Relatório revela consequências alarmantes do aquecimento global

Calor extremo impacta mortalidade e economia na América Latina
Calor extremo e seus efeitos na saúde e economia. Foto: TV Cultura

Relatório aponta que calor extremo aumenta mortalidade e prejuízos na América Latina.

O calor extremo, um dos efeitos mais notáveis da emergência climática, está elevando tanto a mortalidade quanto as perdas econômicas na América Latina, conforme aponta o relatório The Lancet Countdown para a região. Com a colaboração de 25 instituições acadêmicas e agências da ONU, o estudo apresenta dados alarmantes sobre a situação atual e as projeções para o futuro.

O fenômeno do aquecimento global

O relatório analisou 41 indicadores em 11 países, incluindo o Brasil, e revelou que 2024 foi o ano mais quente já registrado, com uma temperatura média global 1,5°C acima dos níveis pré-industriais.
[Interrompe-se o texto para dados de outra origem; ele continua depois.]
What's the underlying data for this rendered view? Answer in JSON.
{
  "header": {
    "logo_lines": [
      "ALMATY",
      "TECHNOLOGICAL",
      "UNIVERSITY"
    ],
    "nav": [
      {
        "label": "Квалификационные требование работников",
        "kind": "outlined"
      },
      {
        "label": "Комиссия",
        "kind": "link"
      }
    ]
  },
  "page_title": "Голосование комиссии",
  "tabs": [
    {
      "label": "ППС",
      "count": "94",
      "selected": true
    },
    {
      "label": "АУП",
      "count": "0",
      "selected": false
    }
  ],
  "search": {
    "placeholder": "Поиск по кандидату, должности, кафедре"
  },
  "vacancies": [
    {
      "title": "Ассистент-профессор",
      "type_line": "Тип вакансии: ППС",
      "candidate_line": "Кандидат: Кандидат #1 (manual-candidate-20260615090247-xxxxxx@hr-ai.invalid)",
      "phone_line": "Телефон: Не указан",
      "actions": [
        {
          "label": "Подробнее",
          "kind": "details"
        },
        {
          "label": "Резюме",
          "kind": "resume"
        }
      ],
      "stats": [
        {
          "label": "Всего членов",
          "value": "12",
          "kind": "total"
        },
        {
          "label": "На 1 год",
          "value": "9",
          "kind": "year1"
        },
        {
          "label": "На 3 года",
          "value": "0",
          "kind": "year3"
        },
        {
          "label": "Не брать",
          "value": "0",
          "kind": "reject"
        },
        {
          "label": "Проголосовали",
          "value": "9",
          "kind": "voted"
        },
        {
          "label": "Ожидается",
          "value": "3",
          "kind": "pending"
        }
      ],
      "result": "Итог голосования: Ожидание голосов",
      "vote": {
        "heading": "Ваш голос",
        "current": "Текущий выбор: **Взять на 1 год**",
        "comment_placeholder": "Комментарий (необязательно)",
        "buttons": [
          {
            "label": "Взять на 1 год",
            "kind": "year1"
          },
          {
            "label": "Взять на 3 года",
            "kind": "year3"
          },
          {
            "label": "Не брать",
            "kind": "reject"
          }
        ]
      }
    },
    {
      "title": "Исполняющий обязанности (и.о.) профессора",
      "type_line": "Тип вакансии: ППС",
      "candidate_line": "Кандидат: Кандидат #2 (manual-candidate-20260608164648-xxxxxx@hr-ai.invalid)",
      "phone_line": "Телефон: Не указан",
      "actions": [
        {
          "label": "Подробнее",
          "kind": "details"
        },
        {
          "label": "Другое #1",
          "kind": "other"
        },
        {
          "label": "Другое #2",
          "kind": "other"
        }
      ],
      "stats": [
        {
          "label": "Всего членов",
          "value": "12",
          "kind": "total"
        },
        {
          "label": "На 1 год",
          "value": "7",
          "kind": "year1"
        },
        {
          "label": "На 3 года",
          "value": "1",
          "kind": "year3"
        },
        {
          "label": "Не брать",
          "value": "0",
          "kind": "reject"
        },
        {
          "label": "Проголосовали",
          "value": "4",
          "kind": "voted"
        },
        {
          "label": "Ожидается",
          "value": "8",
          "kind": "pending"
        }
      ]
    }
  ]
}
Essa elevação não é apenas um número; representa uma ameaça crescente à saúde pública e ao bem-estar da população. A pesquisa ressalta que a saúde humana continuará a se deteriorar devido aos efeitos cumulativos do aquecimento global.

Impactos na saúde e na economia

Os dados indicam que em 2024, as perdas econômicas na América Latina superaram U$19 bilhões, o que equivale a 0,3% do PIB da região. O Brasil e o Chile foram os mais afetados, com quedas de 0,63% do PIB. Outros países, como México (0,14%), Panamá (0,13%), Equador (0,08%) e Peru (0,07%), também enfrentaram impactos significativos.

Além das perdas financeiras, o relatório destaca um aumento alarmante na proporção de terras afetadas por secas prolongadas. Entre 1981 e 1990, apenas 15,8% das terras eram impactadas por secas que duravam um mês ou mais. Esse número saltou para 59,1% entre 2015 e 2024, um aumento de 275%.

O futuro diante do aquecimento

As implicações desse fenômeno são vastas e complexas. Com o aumento das temperaturas e a continuidade dos eventos climáticos extremos, a região da América Latina enfrenta um futuro incerto, em que a saúde pública e a economia estão em risco. A combinação de secas, tempestades e ondas de calor não apenas compromete a segurança alimentar, mas também agrava as condições de saúde, aumentando a mortalidade entre as populações mais vulneráveis.

Conclusão

Diante desse cenário, é imperativo que ações sejam tomadas para mitigar os efeitos do aquecimento global. A conscientização sobre as mudanças climáticas e suas consequências deve ser uma prioridade, não apenas para os governos, mas para toda a sociedade. O relatório do The Lancet Countdown serve como um chamado urgente para a ação, enfatizando que o tempo para agir é agora.